An antibiotic-producing enzyme in oats could be used to protect major cereal crops from fungal diseases.
Scientists from the Norwich Research Park (NRP) claim that this solution could protect crops from 'take all', a disease estimated to affect half the UK's wheat crops costing the agricultural industry up to £60 million per year.
Take-all is a particularly damaging fungal disease because it infects the roots of the plant and can be passed onto subsequent crops grown in the same field.
But NRP scientists, led by professor Anne Osbourn at the UK-based John Innes Centre (JIC) in collaboration with IGER and the Institute of Plant Molecular Biology in Strasbourg, France found that an enzyme from oats, called Sad2, helps produce a chemical that makes the plant resistant to infections.
Sad2, which functions in the roots, produces an antimicrobial at the site most vulnerable to fungal attack.
"Many plants produce chemicals called 'natural products' that are not essential to growth but have a range of important ecological functions," said Osbourn.
"They can be attractants for pollinating insects or, in this case, protect the plant against diseases.
"Our aim in this work is to understand how these natural products are made and why the ability to produce particular natural products is limited to certain plant species."
Osbourn's data shows that the Sad2 gene has evolved from the most ancient and highly conserved cytochrome P450 family by gene duplication and has then diverged from its original role in making sterols to adopt a new function producing an antimicrobial chemical called avenacin.
The synthesis of avenacin is a multi-step process; the JIC team have already identified five genes coding for different enzymes in this pathway and are currently isolating the others. Unexpectedly, they found these genes were clustered together in the plant's genetic code; clusters of genes that have connected functions are often found in bacteria or fungi but are extremely rare in plants.
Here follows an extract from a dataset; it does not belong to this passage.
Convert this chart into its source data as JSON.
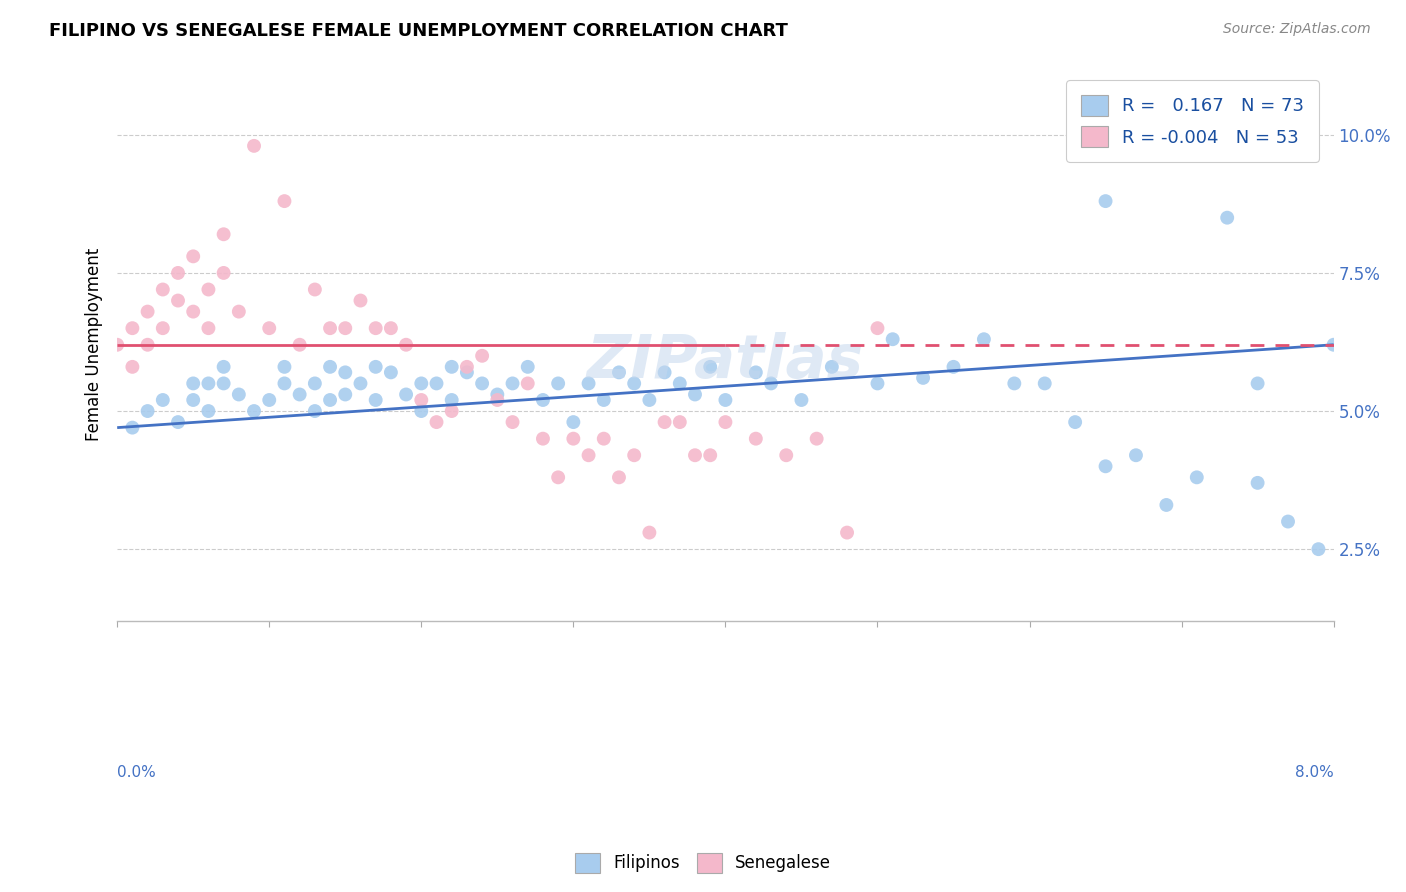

"This is only the second gene cluster that has been identified in plants, but I now believe they are more common than previously thought," said Osbourn.
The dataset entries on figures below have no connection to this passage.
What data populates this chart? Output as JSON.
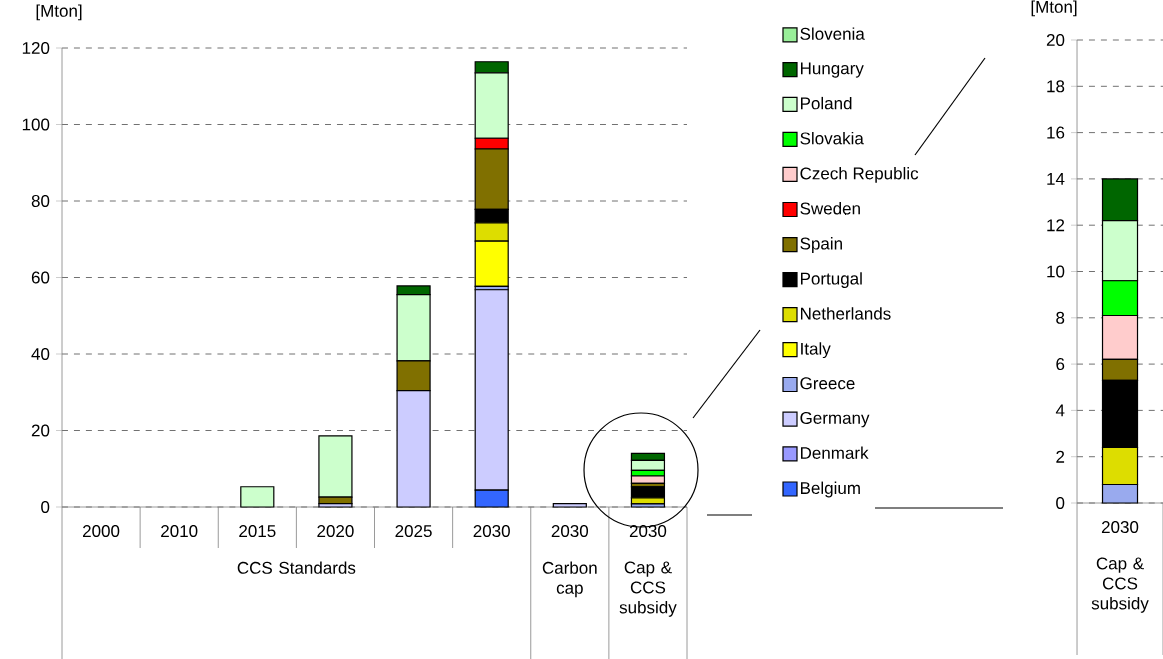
{
  "chart_data": [
    {
      "type": "bar",
      "stacked": true,
      "ylabel": "[Mton]",
      "ylim": [
        0,
        120
      ],
      "yticks": [
        0,
        20,
        40,
        60,
        80,
        100,
        120
      ],
      "grid": "y",
      "legend": "right",
      "categories": [
        "2000",
        "2010",
        "2015",
        "2020",
        "2025",
        "2030",
        "2030",
        "2030"
      ],
      "annotations": [
        "CCS Standards",
        "Carbon cap",
        "Cap & CCS subsidy"
      ],
      "series": [
        {
          "name": "Belgium",
          "color": "#3366ff",
          "values": [
            0,
            0,
            0,
            0,
            0,
            4.4,
            0,
            0
          ]
        },
        {
          "name": "Denmark",
          "color": "#9999ff",
          "values": [
            0,
            0,
            0,
            0,
            0,
            0,
            0,
            0
          ]
        },
        {
          "name": "Germany",
          "color": "#ccccff",
          "values": [
            0,
            0,
            0,
            0.9,
            30.4,
            52.4,
            0.9,
            0
          ]
        },
        {
          "name": "Greece",
          "color": "#99aaee",
          "values": [
            0,
            0,
            0,
            0,
            0,
            0.9,
            0,
            0.8
          ]
        },
        {
          "name": "Italy",
          "color": "#ffff00",
          "values": [
            0,
            0,
            0,
            0,
            0,
            11.8,
            0,
            0
          ]
        },
        {
          "name": "Netherlands",
          "color": "#dddd00",
          "values": [
            0,
            0,
            0,
            0,
            0,
            4.8,
            0,
            1.6
          ]
        },
        {
          "name": "Portugal",
          "color": "#000000",
          "values": [
            0,
            0,
            0,
            0,
            0,
            3.5,
            0,
            2.9
          ]
        },
        {
          "name": "Spain",
          "color": "#807000",
          "values": [
            0,
            0,
            0,
            1.7,
            7.8,
            15.8,
            0,
            0.9
          ]
        },
        {
          "name": "Sweden",
          "color": "#ff0000",
          "values": [
            0,
            0,
            0,
            0,
            0,
            2.8,
            0,
            0
          ]
        },
        {
          "name": "Czech Republic",
          "color": "#ffcccc",
          "values": [
            0,
            0,
            0,
            0,
            0,
            0,
            0,
            1.9
          ]
        },
        {
          "name": "Slovakia",
          "color": "#00ff00",
          "values": [
            0,
            0,
            0,
            0,
            0,
            0,
            0,
            1.5
          ]
        },
        {
          "name": "Poland",
          "color": "#ccffcc",
          "values": [
            0,
            0,
            5.3,
            16.0,
            17.3,
            17.1,
            0,
            2.6
          ]
        },
        {
          "name": "Hungary",
          "color": "#006600",
          "values": [
            0,
            0,
            0,
            0,
            2.3,
            2.9,
            0,
            1.8
          ]
        },
        {
          "name": "Slovenia",
          "color": "#99ee99",
          "values": [
            0,
            0,
            0,
            0,
            0,
            0,
            0,
            0
          ]
        }
      ]
    },
    {
      "type": "bar",
      "stacked": true,
      "ylabel": "[Mton]",
      "ylim": [
        0,
        20
      ],
      "yticks": [
        0,
        2,
        4,
        6,
        8,
        10,
        12,
        14,
        16,
        18,
        20
      ],
      "grid": "y",
      "categories": [
        "2030"
      ],
      "annotations": [
        "Cap & CCS subsidy"
      ],
      "series": [
        {
          "color": "#99aaee",
          "values": [
            0.8
          ]
        },
        {
          "color": "#dddd00",
          "values": [
            1.6
          ]
        },
        {
          "color": "#000000",
          "values": [
            2.9
          ]
        },
        {
          "color": "#807000",
          "values": [
            0.9
          ]
        },
        {
          "color": "#ffcccc",
          "values": [
            1.9
          ]
        },
        {
          "color": "#00ff00",
          "values": [
            1.5
          ]
        },
        {
          "color": "#ccffcc",
          "values": [
            2.6
          ]
        },
        {
          "color": "#006600",
          "values": [
            1.8
          ]
        }
      ]
    }
  ]
}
"If we could transfer this gene cluster from oats into other plants, it might be possible to breed cereals that are resistant to devastating crop diseases such as take-all. Our findings also have broad significance for understanding how new metabolic pathways arise in plants, and this is an area that we are now investigating in other plant species such as rice and in the model plant Arabidopsis."
The Sad2 gene technology is the subject of a pending worldwide patent application (International Patent Publication Number WO 2006/044508) assigned to the technology transfer company PBL. PBL are currently working closely with the AgBiotech company DuPont to develop further and commercially exploit applications of the technology.
The research, funded by the Biotechnology & Biological Sciences Research Council and Gatsby Foundation, is published in the Proceedings of the National Academy of Sciences this week.